Harvard's current four-game losing streak against Dartmouth started, ironically, on the night the Crimson raised its 1999 national championship banner to the rafters. Until Harvard proves to itself that it can beat the Big Green, however, the swagger, the confidence and magic won't return.

Not to downplay the Crimson's third consecutive Beanpot title because it was a tremendous accomplishment, but it was only one step in Harvard's journey back to the nation's elite.

Northeastern is the only team to have defeated Dartmouth all year, and having just defeated the Huskies in overtime is an automatic confidence booster heading into this weekend's showdown.

"For us to win a game of this magnitude is huge," Stone said. "It makes these kids understand that no matter what the situation, we're going to adjust and figure out a way to win. It's gotta be a confidence builder."

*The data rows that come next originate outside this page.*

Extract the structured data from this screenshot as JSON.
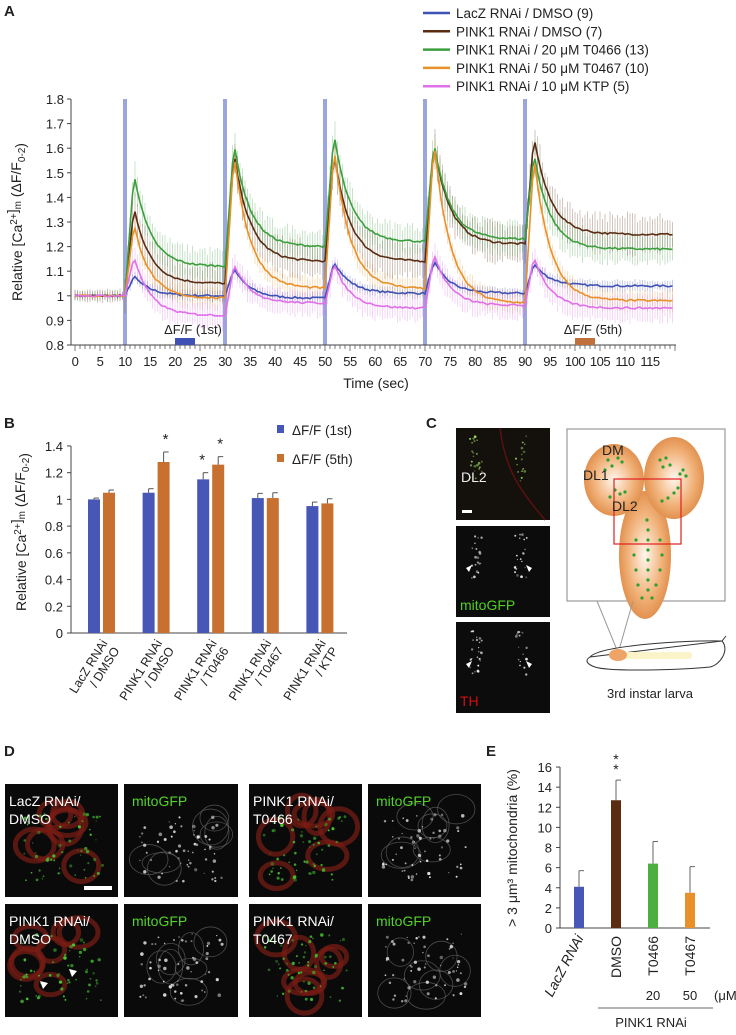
{
  "panels": {
    "a": "A",
    "b": "B",
    "c": "C",
    "d": "D",
    "e": "E"
  },
  "chart_data": [
    {
      "id": "A",
      "type": "line",
      "xlabel": "Time (sec)",
      "ylabel": "Relative [Ca2+]m (ΔF/F0-2)",
      "xlim": [
        0,
        120
      ],
      "ylim": [
        0.8,
        1.8
      ],
      "xticks": [
        "0",
        "5",
        "10",
        "15",
        "20",
        "25",
        "30",
        "35",
        "40",
        "45",
        "50",
        "55",
        "60",
        "65",
        "70",
        "75",
        "80",
        "85",
        "90",
        "95",
        "100",
        "105",
        "110",
        "115"
      ],
      "yticks": [
        "0.8",
        "0.9",
        "1",
        "1.1",
        "1.2",
        "1.3",
        "1.4",
        "1.5",
        "1.6",
        "1.7",
        "1.8"
      ],
      "stimulus_times": [
        10,
        30,
        50,
        70,
        90
      ],
      "stimulus_color": "#9aa6dc",
      "annotations": [
        {
          "text": "ΔF/F (1st)",
          "window": [
            20,
            24
          ],
          "color": "#3f51b5"
        },
        {
          "text": "ΔF/F (5th)",
          "window": [
            100,
            104
          ],
          "color": "#c0703a"
        }
      ],
      "legend_position": "top-right",
      "series": [
        {
          "name": "LacZ RNAi / DMSO (9)",
          "color": "#3f51b5",
          "baseline": 1.0,
          "peaks": [
            1.08,
            1.11,
            1.14,
            1.14,
            1.13
          ],
          "plateaus": [
            1.0,
            0.99,
            1.01,
            1.01,
            1.04
          ],
          "sem": 0.02
        },
        {
          "name": "PINK1 RNAi / DMSO (7)",
          "color": "#5a2d12",
          "baseline": 1.0,
          "peaks": [
            1.36,
            1.58,
            1.58,
            1.62,
            1.65
          ],
          "plateaus": [
            1.05,
            1.14,
            1.14,
            1.21,
            1.25
          ],
          "sem": 0.07
        },
        {
          "name": "PINK1 RNAi / 20 μM T0466 (13)",
          "color": "#3c9e3c",
          "baseline": 1.0,
          "peaks": [
            1.5,
            1.62,
            1.66,
            1.62,
            1.58
          ],
          "plateaus": [
            1.12,
            1.2,
            1.22,
            1.23,
            1.19
          ],
          "sem": 0.06
        },
        {
          "name": "PINK1 RNAi / 50 μM T0467 (10)",
          "color": "#e8902a",
          "baseline": 1.0,
          "peaks": [
            1.29,
            1.58,
            1.6,
            1.63,
            1.57
          ],
          "plateaus": [
            0.99,
            1.03,
            1.03,
            0.97,
            0.98
          ],
          "sem": 0.04
        },
        {
          "name": "PINK1 RNAi / 10 μM KTP (5)",
          "color": "#e070e8",
          "baseline": 1.0,
          "peaks": [
            1.16,
            1.13,
            1.13,
            1.17,
            1.16
          ],
          "plateaus": [
            0.92,
            0.97,
            0.95,
            0.96,
            0.95
          ],
          "sem": 0.05
        }
      ]
    },
    {
      "id": "B",
      "type": "bar",
      "ylabel": "Relative [Ca2+]m (ΔF/F0-2)",
      "ylim": [
        0,
        1.4
      ],
      "yticks": [
        "0",
        "0.2",
        "0.4",
        "0.6",
        "0.8",
        "1",
        "1.2",
        "1.4"
      ],
      "categories": [
        "LacZ RNAi / DMSO",
        "PINK1 RNAi / DMSO",
        "PINK1 RNAi / T0466",
        "PINK1 RNAi / T0467",
        "PINK1 RNAi / KTP"
      ],
      "legend_position": "top-right",
      "series": [
        {
          "name": "ΔF/F (1st)",
          "color": "#4657b5",
          "values": [
            1.0,
            1.05,
            1.15,
            1.01,
            0.95
          ],
          "errors": [
            0.01,
            0.03,
            0.05,
            0.035,
            0.03
          ],
          "significant": [
            false,
            false,
            true,
            false,
            false
          ]
        },
        {
          "name": "ΔF/F (5th)",
          "color": "#c8702f",
          "values": [
            1.05,
            1.28,
            1.26,
            1.01,
            0.97
          ],
          "errors": [
            0.02,
            0.075,
            0.06,
            0.04,
            0.035
          ],
          "significant": [
            false,
            true,
            true,
            false,
            false
          ]
        }
      ],
      "significance_mark": "*"
    },
    {
      "id": "E",
      "type": "bar",
      "ylabel": "> 3 μm³ mitochondria (%)",
      "ylim": [
        0,
        16
      ],
      "yticks": [
        "0",
        "2",
        "4",
        "6",
        "8",
        "10",
        "12",
        "14",
        "16"
      ],
      "categories": [
        "LacZ RNAi",
        "DMSO",
        "T0466",
        "T0467"
      ],
      "colors": [
        "#4657b5",
        "#5a2d12",
        "#4caf40",
        "#e8902a"
      ],
      "values": [
        4.1,
        12.7,
        6.4,
        3.5
      ],
      "errors": [
        1.6,
        2.0,
        2.2,
        2.6
      ],
      "significance": [
        "",
        "**",
        "",
        ""
      ],
      "concentrations": [
        "",
        "",
        "20",
        "50"
      ],
      "unit": "(μM)",
      "group_label": "PINK1 RNAi"
    }
  ],
  "panel_c": {
    "image_labels": [
      "DL2",
      "mitoGFP",
      "TH"
    ],
    "diagram_labels": {
      "dm": "DM",
      "dl1": "DL1",
      "dl2": "DL2"
    },
    "caption": "3rd instar larva"
  },
  "panel_d": {
    "images": [
      {
        "label1": "LacZ RNAi/",
        "label2": "DMSO",
        "channel": "mitoGFP"
      },
      {
        "label1": "PINK1 RNAi/",
        "label2": "T0466",
        "channel": "mitoGFP"
      },
      {
        "label1": "PINK1 RNAi/",
        "label2": "DMSO",
        "channel": "mitoGFP"
      },
      {
        "label1": "PINK1 RNAi/",
        "label2": "T0467",
        "channel": "mitoGFP"
      }
    ]
  }
}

After sinking to its lowest national ranking in almost three years following a 3-1 loss to Princeton only three days ago, the Beanpot championship last night could be the moment Harvard looks back on after the season as a turning point.

All Harvard needs to do now is follow it up with a win Saturday against Dartmouth. That will be no easy task, but Harvard hockey has never been about winning the easy games. The Crimson made a name for itself pulling victories out of possible disaster, just as it did last night.